Indeed from the point of view of preventing bugs, we have pretty good technology if we care to use it. In some cases, we can use mathematical 'formal' methods to demonstrate that the code is error-free. Such an approach is being used for iFACTS, the new air traffic-control system for the UK.

So perhaps we don't have too much to worry about and this article may end up being little more than a plea for education, so that the techniques for generating error-free software (for example, the various safety standards used for avionics software) would be more widely adopted.

However, the world around us has changed since September 11th, 2001, and the subsequent attacks on London and Madrid. Now it is not sufficient to assure ourselves that software is free of bugs; we also have to be sure that it is free from the possibility of cyber-attacks.

Any software that is critical is a potential target for attack. This includes such examples as the software used to control nuclear reactors, power distribution grids, chemical factories, air traffic control ... the list goes on and on.

Safe and secure?
It is very much harder to deal with protecting software against such attacks than making it error free. Consider for example the important tool of testing. No amount of testing of software can convince us it is secure against future attack modes that have yet to be devised.

To think otherwise would be to take the attitude that since no one had attacked the world trade centre for decades, it must have been safe from future attacks. So how do we guarantee the security of software?

On an episode of the American television series 'Alias', Marshall, the CIA super-hacker is on a plane, clattering away on the keyboard of his laptop during takeoff preparations. When Sydney tells him he has to put his laptop away, he explains that he has hacked into the flight control system to make sure the pilot has properly completed the takeoff checklist.

Just how do we make sure that such a scenario remains an amusing Hollywood fantasy and not a terrifying reality? In this article, we will argue that one important ingredient is to adopt the phrase from the movie Hackers 'No More Secrets', and systematically eliminate the dependency on secrecy for critical systems and devices.

The disturbing fact is that the increasing use of embedded computers, controlling all sorts of devices, is moving us in the opposite direction. Traditionally, a device like a vacuum cleaner could be examined by third parties and thoroughly evaluated.

Organisations like Which in the UK devote their energies to examining such devices.
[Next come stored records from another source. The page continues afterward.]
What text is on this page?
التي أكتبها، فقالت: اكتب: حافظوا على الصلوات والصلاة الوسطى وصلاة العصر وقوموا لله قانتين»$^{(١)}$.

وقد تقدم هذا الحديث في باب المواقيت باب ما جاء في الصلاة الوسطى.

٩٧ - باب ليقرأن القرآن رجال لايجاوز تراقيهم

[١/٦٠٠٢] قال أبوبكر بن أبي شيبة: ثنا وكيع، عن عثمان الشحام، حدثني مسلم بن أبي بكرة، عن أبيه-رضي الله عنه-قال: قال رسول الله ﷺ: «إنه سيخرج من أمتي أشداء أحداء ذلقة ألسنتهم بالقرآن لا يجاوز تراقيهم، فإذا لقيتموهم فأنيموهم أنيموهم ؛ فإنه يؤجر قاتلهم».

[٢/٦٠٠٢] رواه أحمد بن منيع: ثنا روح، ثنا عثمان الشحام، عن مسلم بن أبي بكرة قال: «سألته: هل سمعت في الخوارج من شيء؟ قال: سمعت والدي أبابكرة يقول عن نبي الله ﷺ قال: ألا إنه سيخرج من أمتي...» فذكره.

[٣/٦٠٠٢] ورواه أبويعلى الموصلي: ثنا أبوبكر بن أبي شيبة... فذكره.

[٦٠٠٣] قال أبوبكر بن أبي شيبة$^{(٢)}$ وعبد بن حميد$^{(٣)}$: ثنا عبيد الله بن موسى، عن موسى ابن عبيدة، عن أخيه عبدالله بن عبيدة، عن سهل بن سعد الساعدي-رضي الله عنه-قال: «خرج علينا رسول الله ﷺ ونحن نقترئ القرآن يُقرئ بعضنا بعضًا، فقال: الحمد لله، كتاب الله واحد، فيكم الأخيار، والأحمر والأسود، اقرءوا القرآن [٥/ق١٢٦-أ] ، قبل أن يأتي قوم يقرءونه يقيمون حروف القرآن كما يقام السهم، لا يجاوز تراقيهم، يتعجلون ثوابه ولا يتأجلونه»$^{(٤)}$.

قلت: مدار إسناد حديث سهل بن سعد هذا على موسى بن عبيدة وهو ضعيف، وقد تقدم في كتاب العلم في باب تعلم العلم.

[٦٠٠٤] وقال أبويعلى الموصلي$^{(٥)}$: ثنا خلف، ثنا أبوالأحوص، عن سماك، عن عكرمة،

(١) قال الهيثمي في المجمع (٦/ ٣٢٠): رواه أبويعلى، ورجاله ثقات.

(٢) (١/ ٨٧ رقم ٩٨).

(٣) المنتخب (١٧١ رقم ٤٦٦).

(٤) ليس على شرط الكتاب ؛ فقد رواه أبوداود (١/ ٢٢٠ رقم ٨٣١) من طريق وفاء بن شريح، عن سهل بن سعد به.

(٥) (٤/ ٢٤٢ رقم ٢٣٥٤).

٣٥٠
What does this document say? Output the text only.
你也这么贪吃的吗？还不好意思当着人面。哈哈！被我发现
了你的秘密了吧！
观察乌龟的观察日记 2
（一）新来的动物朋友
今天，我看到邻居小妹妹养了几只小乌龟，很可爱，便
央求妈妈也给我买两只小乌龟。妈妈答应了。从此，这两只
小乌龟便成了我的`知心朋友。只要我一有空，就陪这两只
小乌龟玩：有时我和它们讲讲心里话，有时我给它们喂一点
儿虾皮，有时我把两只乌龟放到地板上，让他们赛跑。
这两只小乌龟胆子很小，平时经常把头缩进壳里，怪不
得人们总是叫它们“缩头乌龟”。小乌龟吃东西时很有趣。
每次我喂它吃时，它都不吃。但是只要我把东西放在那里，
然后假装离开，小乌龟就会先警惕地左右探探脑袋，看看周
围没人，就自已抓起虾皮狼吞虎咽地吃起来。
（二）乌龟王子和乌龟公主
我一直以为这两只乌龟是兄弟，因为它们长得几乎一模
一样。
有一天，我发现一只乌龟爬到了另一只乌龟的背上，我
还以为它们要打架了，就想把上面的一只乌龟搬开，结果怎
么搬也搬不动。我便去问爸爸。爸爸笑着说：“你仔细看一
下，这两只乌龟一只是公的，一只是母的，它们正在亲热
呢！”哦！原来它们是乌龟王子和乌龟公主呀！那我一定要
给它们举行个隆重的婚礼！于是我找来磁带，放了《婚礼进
They test them thoroughly, but importantly they also examine and dismantle the devices to detect engineering defects, such as unsafe wiring. If they find a device unsafe it is rated as unacceptable and the public is protected against the dangerous device.

But as soon as embedded computer systems are involved " and they are indeed appearing on even lowly devices like vacuum cleaners " we have no such transparency. Cars, for example, are now full of computers and without access to the software details, there is no way to tell if these cars are 'Unsafe at Any Speed'.

Why is this software kept secret? Well the easy answer is that nearly all software is kept secret as a matter of course. Rather surprisingly, in both Europe and the USA, you can keep software secret and copyright it at the same time " surprising because the fundamental idea of copyright is to protect published works.

Companies naturally gravitate to maximum secrecy for their products. The arguments for protecting proprietary investment and Intellectual Property Rights seem convincing. The trouble is that the resulting secrecy all too often hides shoddy design and serious errors that render the software prone to attack.

Can we afford such secrecy? I would argue that in this day and age, the answer must be no. First of all, there is no such thing as a secret, there are only things that are known by just a few people. If the only people with access to the knowledge is a small number of people at the company producing the software and there are some bad guys willing to spend whatever it takes to discover these secrets, do we feel safe?

At a recent hacker's convention, there was a competition to break a Windows, Mac, or Linux operating system using a new technique, hitherto unknown. The Mac was the first to be successfully attacked, in under two minutes.